자세한 사항은 avro spec을 보면 되고, 아래처럼 정의 하면 된다. 이 파일을 avro-tools.jar를 이용하면 POJO class를 만들 수 있고 이 파일을 이용하면 프로그래밍이 조금더 이뻐질 수 있다. 아래 read/save 예제에서 User class를 사용하는데 이것이 스키마를 바탕으로 생성된 클래스이다. 필수는 아니고 POJO class가 없을때는 GenericRecord를 사용할 수 도 있다.

{
    "namespace": "com.nberserk.example.avro",
    "type": "record",
    "name": "User",
    "fields": [
        {"name": "id", "type": "string"},
        {"name": "age",  "type": "int"},
        {"name": "weight", "type":"float"}
    ]
}

parquet save/read in java

Schema schema = new Schema.Parser().parse(new File("src/test/avro/user.avro"));
File tmp = new File("test.parquet");
Path path = new Path(tmp.getPath());

ParquetWriter<GenericRecord> writer = AvroParquetWriter
    .<GenericRecord>builder(path)
    .withSchema(schema)
    .withCompressionCodec(CompressionCodecName.SNAPPY)
    .build();

// Write a record with GenericRecord
GenericRecord r = new GenericData.Record(schema);
r.put("uid", "darren");
r.put("age", 22);
r.put("weight", 70.0);
writer.write(r);
writer.close();

/*
// write a record using generated POJO class called User
ParquetWriter<User> writer = AvroParquetWriter.<User>builder(path)
.withCompressionCodec(CompressionCodecName.SNAPPY)
.withSchema(schema)
.build();

User p = new Profile();
p.setId("darren");
p.setAge(22);
p.setWeight(70.0);
writer.write(p);
writer.close();
*/
Configuration conf = new Configuration();
AvroReadSupport.setAvroReadSchema(conf, Profile.SCHEMA$);
ParquetReader<Profile> reader = AvroParquetReader.<Profile>builder(path)
    .withConf(conf)
    .build();
Profile p1 = reader.read();

assertEquals("darren", p1.getUid().toString());
assertEquals(22, p1.getAge());
assertEquals(77.0, p1.getWeight());

Spark에서 parquet 읽기

spark 1.5.0 미만에서는 [[https://issues.apache.org/jira/browse/SPARK-6566][parquet로드시 익셉션을 내는 버그가 있었는데]] 그때는 스파크 버전을 1.5.0 이상으로 올리면 해결 된다.

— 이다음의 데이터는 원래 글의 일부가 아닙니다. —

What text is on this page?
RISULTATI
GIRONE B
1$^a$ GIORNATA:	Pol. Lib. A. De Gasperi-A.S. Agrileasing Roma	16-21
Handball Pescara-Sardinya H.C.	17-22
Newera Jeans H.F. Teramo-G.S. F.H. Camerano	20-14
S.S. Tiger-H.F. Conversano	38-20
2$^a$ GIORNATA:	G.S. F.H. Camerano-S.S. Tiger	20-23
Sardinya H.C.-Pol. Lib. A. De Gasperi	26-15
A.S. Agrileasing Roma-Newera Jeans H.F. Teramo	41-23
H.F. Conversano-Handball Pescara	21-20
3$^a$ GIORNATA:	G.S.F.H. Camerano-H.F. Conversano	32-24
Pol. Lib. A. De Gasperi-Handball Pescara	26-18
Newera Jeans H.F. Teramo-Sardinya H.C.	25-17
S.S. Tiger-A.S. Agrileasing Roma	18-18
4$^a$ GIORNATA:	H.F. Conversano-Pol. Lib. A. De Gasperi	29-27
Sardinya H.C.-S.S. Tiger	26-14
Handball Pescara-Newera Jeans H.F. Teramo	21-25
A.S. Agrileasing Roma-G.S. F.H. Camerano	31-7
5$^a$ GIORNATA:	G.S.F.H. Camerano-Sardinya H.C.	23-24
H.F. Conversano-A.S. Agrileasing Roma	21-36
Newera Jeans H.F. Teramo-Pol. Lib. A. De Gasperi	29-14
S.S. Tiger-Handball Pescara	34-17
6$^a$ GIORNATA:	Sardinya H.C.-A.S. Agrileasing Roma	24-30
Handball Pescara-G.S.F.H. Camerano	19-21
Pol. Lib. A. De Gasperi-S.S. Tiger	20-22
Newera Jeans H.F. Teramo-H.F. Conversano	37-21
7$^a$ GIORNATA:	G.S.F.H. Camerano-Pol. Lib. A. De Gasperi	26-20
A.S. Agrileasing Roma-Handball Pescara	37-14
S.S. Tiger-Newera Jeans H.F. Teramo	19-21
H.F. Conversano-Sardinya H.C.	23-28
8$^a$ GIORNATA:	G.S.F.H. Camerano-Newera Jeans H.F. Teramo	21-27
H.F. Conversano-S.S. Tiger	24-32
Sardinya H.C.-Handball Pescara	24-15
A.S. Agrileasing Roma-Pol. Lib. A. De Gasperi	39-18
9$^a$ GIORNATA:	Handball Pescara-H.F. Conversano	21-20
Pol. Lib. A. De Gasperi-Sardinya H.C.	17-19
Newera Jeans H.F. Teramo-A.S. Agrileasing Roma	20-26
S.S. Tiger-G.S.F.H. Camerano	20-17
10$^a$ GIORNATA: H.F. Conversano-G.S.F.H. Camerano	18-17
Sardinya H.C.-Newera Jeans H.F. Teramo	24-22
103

1 2	val p = sqlContext.parquetFile("s3://test.parquet") val multipleParquet = sqlContext.parquetFile("s3://p1", "s3://p2")

schema merge

스키마가 다른 여러 parquet 파일을 로드할때는 스키마 머지가 필요한데, 스파크 1.5.0 부터는 디폴트로 옵션이 꺼져 있다. 그래서 교집합?만 로드가 된다.
아래처럼 mergeSchema 옵션을 켜고 하면 합집합(?)으로 로드 된다.

1	val p = sqlContext.read.option("mergeSchema", "true").parquetFile("s3://v1.parquet", "s3://v2.parquet")

avro schema evolution

avro를 사용하면 좋은 점은 스키마 변화가 있을때 유연하게 대처할 수 있는 점인데, 아래의 경우를 생각해보자.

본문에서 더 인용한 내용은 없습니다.